Bei Schiffsemissionen handelt es sich um eine unternehmerische Beteiligung mit einem hohen Ertragspotenzial, das sich unabhängig von den Aktien- und Rentenmärkten entwickelt. Damit stellt ein solide konzipierter Schiffsfonds mit ausgewogenem Chancen-/Risikoprofil eine sinnvolle und renditestarke Alternative zu traditionellen Anlageformen dar: 70% der Erde sind mit Wasser bedeckt. Schon aus diesem Grund sind Schiffe als Transportmittel nicht wegzudenken. Das Schiff bietet aber weitere ökonomische und ökologische Vorteile.

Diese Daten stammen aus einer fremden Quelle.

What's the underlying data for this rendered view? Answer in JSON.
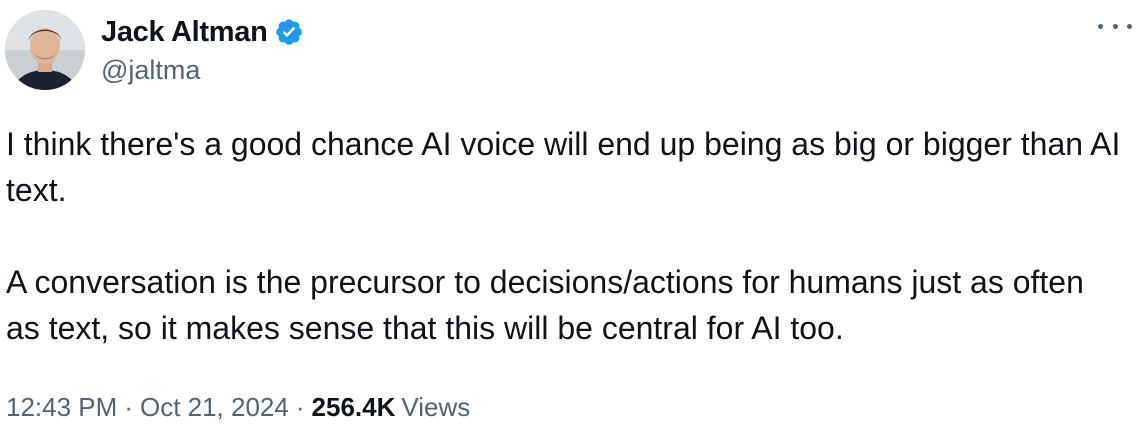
{
  "author": {
    "display_name": "Jack Altman",
    "handle": "@jaltma",
    "verified": true,
    "avatar_icon": "person-avatar"
  },
  "tweet": {
    "paragraphs": [
      "I think there's a good chance AI voice will end up being as big or bigger than AI text.",
      "A conversation is the precursor to decisions/actions for humans just as often as text, so it makes sense that this will be central for AI too."
    ],
    "time": "12:43 PM",
    "separator": "·",
    "date": "Oct 21, 2024",
    "views_count": "256.4K",
    "views_label": "Views"
  },
  "menu": {
    "icon": "more-options-icon"
  },
  "colors": {
    "text_primary": "#0f1419",
    "text_secondary": "#536471",
    "verified_blue": "#1d9bf0"
  }
}
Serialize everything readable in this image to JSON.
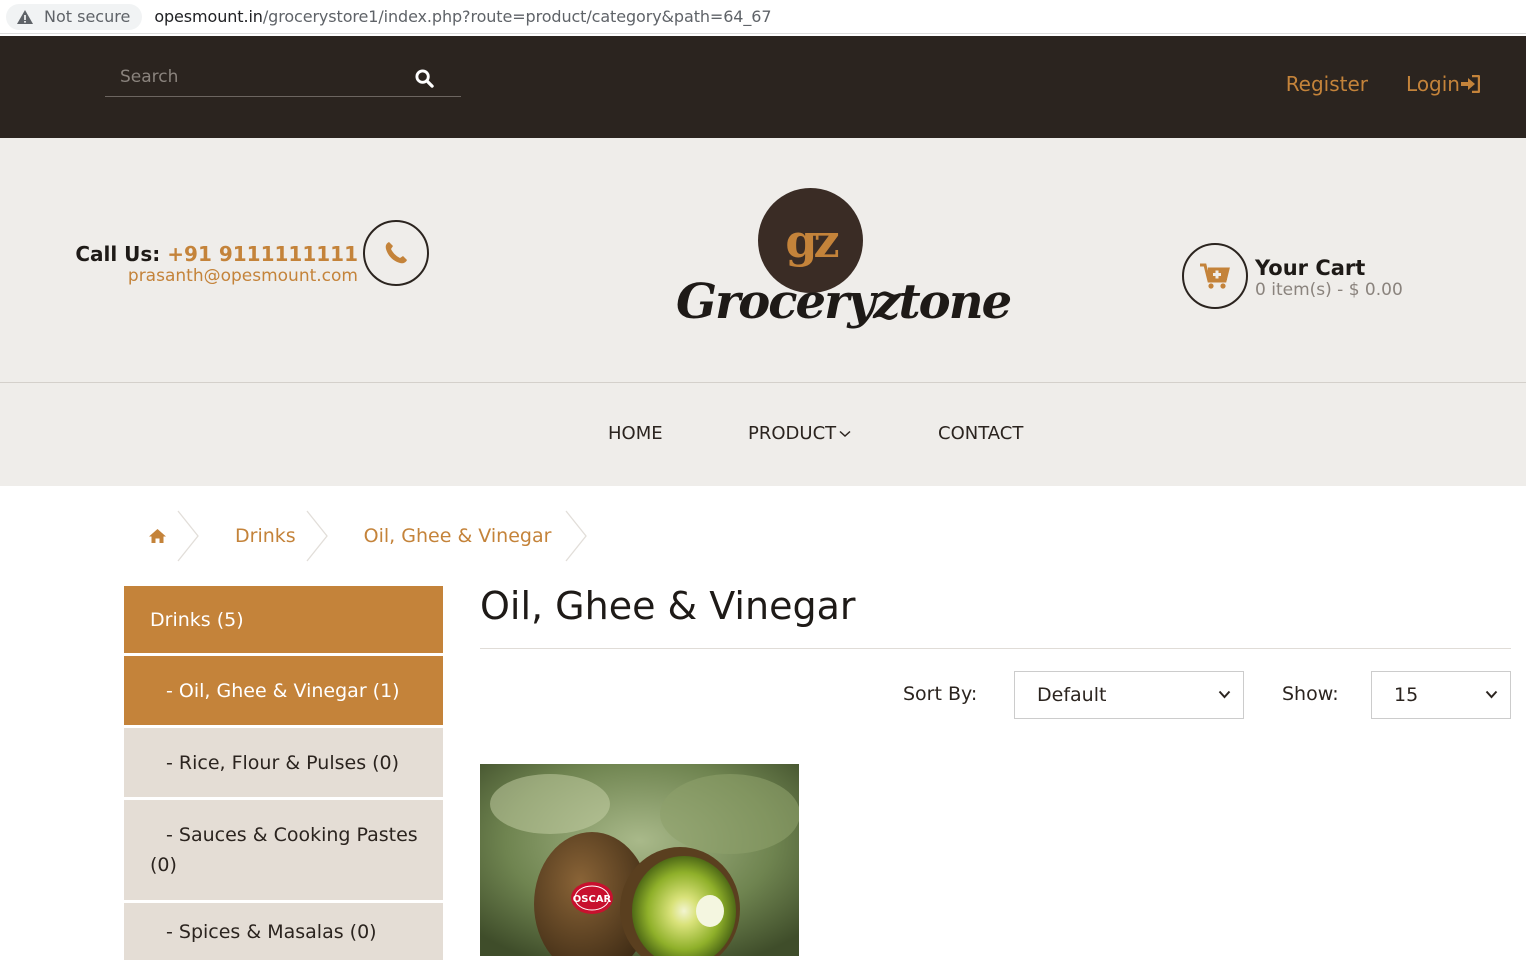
{
  "browser": {
    "security_label": "Not secure",
    "url_host": "opesmount.in",
    "url_path": "/grocerystore1/index.php?route=product/category&path=64_67"
  },
  "topbar": {
    "search_placeholder": "Search",
    "register": "Register",
    "login": "Login"
  },
  "header": {
    "call_label": "Call Us:",
    "phone": "+91 9111111111",
    "email": "prasanth@opesmount.com",
    "logo_mark": "gz",
    "logo_text": "Groceryztone",
    "cart_title": "Your Cart",
    "cart_summary": "0 item(s) - $ 0.00"
  },
  "nav": {
    "home": "HOME",
    "product": "PRODUCT",
    "contact": "CONTACT"
  },
  "breadcrumb": {
    "items": [
      "Drinks",
      "Oil, Ghee & Vinegar"
    ]
  },
  "sidebar": {
    "items": [
      {
        "label": "Drinks (5)"
      },
      {
        "label": "- Oil, Ghee & Vinegar (1)"
      },
      {
        "label": "- Rice, Flour & Pulses (0)"
      },
      {
        "label": "- Sauces & Cooking Pastes (0)"
      },
      {
        "label": "- Spices & Masalas (0)"
      }
    ]
  },
  "main": {
    "title": "Oil, Ghee & Vinegar",
    "sort_label": "Sort By:",
    "sort_value": "Default",
    "show_label": "Show:",
    "show_value": "15",
    "product_badge": "OSCAR"
  },
  "colors": {
    "accent": "#c4833a",
    "dark": "#2b241f",
    "panel": "#efedea",
    "sidebar_bg": "#e4ddd5"
  }
}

Bei gleichem Transportvolumen und gleicher Transportstrecke liegen der Energieverbrauch und CO2-Ausstoß eines LKW fast viermal so hoch wie bei einem Schiff. Neben diesen ökonomischen und ökologischen Vorteilen bieten Schifffahrtsmärkte attraktive Aussichten: der Containerumschlag soll sich in den nächsten 10 Jahren verdoppeln. Massengutschiffe bieten wie auch Produktentanker aufgrund der Flottenaltersstruktur langfristig gute Beschäftigungs- und Ertragsaussichten. Wie wird das Schiff verwaltet?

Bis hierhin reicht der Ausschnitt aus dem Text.